Information for this article was obtained from United States v. Loines, No. 22 – 3073.
This case was issued by the Sixth Circuit Appellate Court and is binding in Kentucky, Michigan, Ohio and Tennessee.
- The Sixth Circuit Appellate Court determined that a baggie of dope nestled in the center console was not admissible because the detective’s actions did not comport with the Plain View Doctrine.Specifically, the bag of dope visible through the exterior window was not recognizable as a bag of dope and therefore the bag was not ‘Immediately Apparent’ that it was contraband. The court went on to call the bag of dope an ‘innocuous item’ as it opined “Innocuous items that could be used for criminal activity are not enough to establish probable cause.”. This analysis and conclusion should have been refuted by the body camera video that showed the detective mention to the on-scene lieutenant contemporaneous with the observation “From this vantage point, Det. Kopchak claims he was also able to view a small plastic bag that he immediately identified as “a bag of dope.” Lieutenant Charles DiPenti approached the car’s passenger side, looked through the window, and verbally indicated that he also saw the “bag of dope.”. Despite these incriminating factors the Sixth Circuit determined the Plain View Doctrine’s prong of ‘Immediately Apparent” was not met.
- In 1981 the U.S. Supreme Court issued S. v. Cortez, 449 U.S. 411 (1981) and provided the following excerpt that would have been instructive to the Sixth Circuit Appellate Court if it had applied this on-point language “[T]he evidence thus collected must be seen and weighed not in terms of library analysis by scholars, but as understood by those versed in the field of law enforcement.” U.S. v. Cortez, 449 U.S. 411, 418 (1981). I provide this contrast because the court looked at the body camera and determined that the bag of dope was simply a Ziplock baggie and concluded it was an “innocuous item”. However, to trained narcotic investigators such as Detective Donald Kopchak and Lieutenant Charles DiPenti, the bag was much more than discarded Ziplock baggie that recently contained Cheez-Its, rather it contained felony-level narcotics. Keep in mind that law enforcement does not have to be right … only reasonable as the U.S. Supreme Court held in 1990 “[P]olice officers conducting a search or seizure under one of the exceptions to the warrant requirement – is not that they always be correct but that they always be reasonable.” Illinois v. Rodriguez, 497 U.S. 177, 185 (1990). Here, Det. Kopchak and Lt. DiPenti were both right AND reasonable!

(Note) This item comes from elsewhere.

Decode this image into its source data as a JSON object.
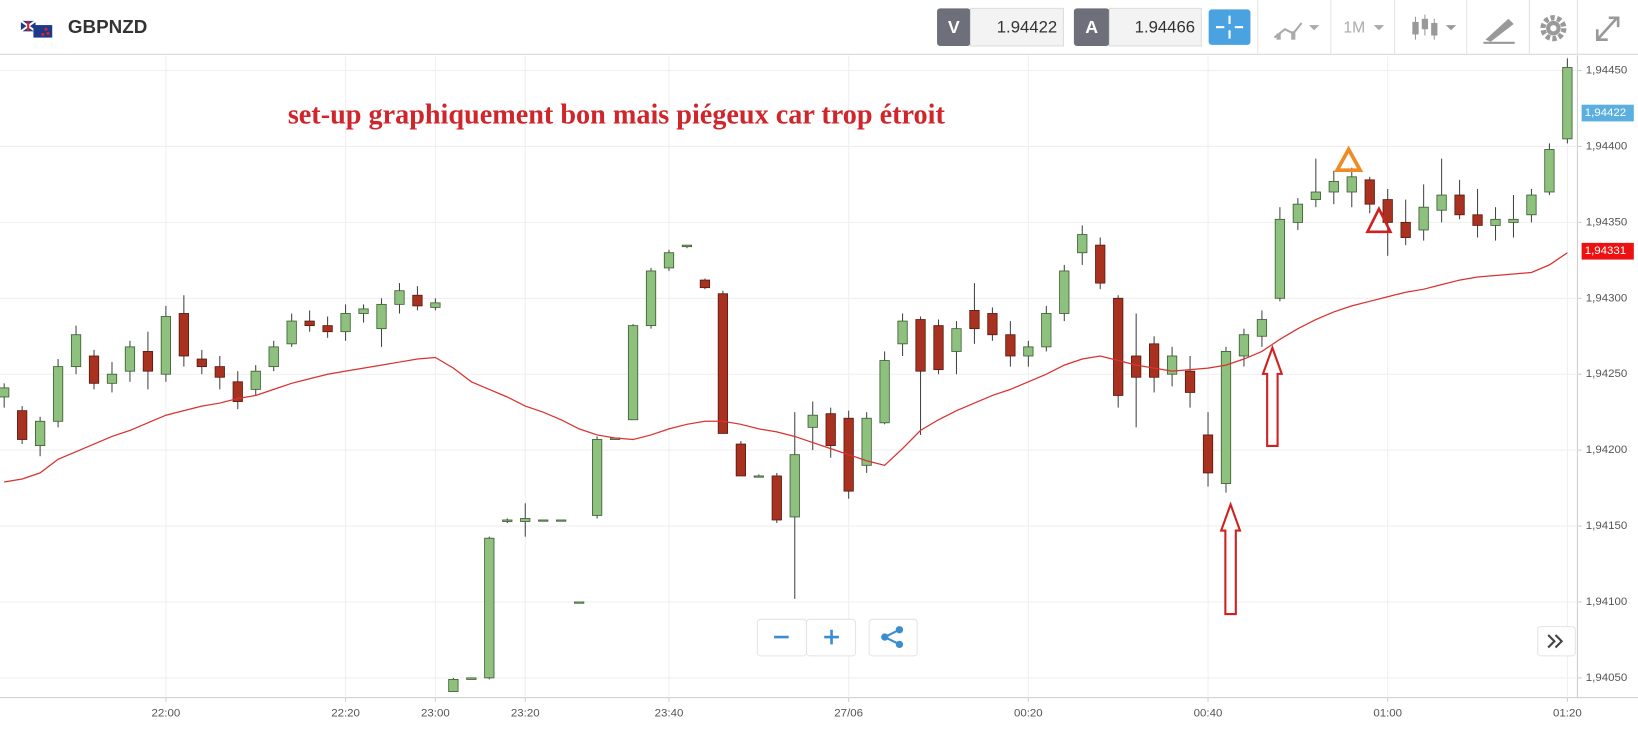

- The question that remains that the Sixth Circuit inexplicably side-stepped, was whether the detective violated the Plain View Doctrine when he placed his hand against the tinted window and peered inside.The third prong of the Plain View Doctrine holds “(3) The officer must lawfully be in the place from where the item can be plainly seen.”. If an officer places his face against at tinted window and cup his hand against the glass to reduce the glare of the sun …. does that violate whether he was lawfully in the spot for observation? The Sixth Circuit purposely did not answer when it held “Because we find that the objects claimed to be seen by Det. Kopchak were not in plain view, the Court need not determine whether he was legally permitted to place his hand on the car window to facilitate or enhance his view of the inside of the car.”. This question remains unanswered.
- This is now valid case law that every officer in Kentucky, Michigan, Ohio and Tennessee must follow. Perhaps the U.S. Supreme Court should modify the Plain View Doctrine and include that the incriminating nature of the object must be ‘immediately apparent’ to the on-scene officers and ‘sluggishly apparent’ to the judge’s review of body camera footage from his office.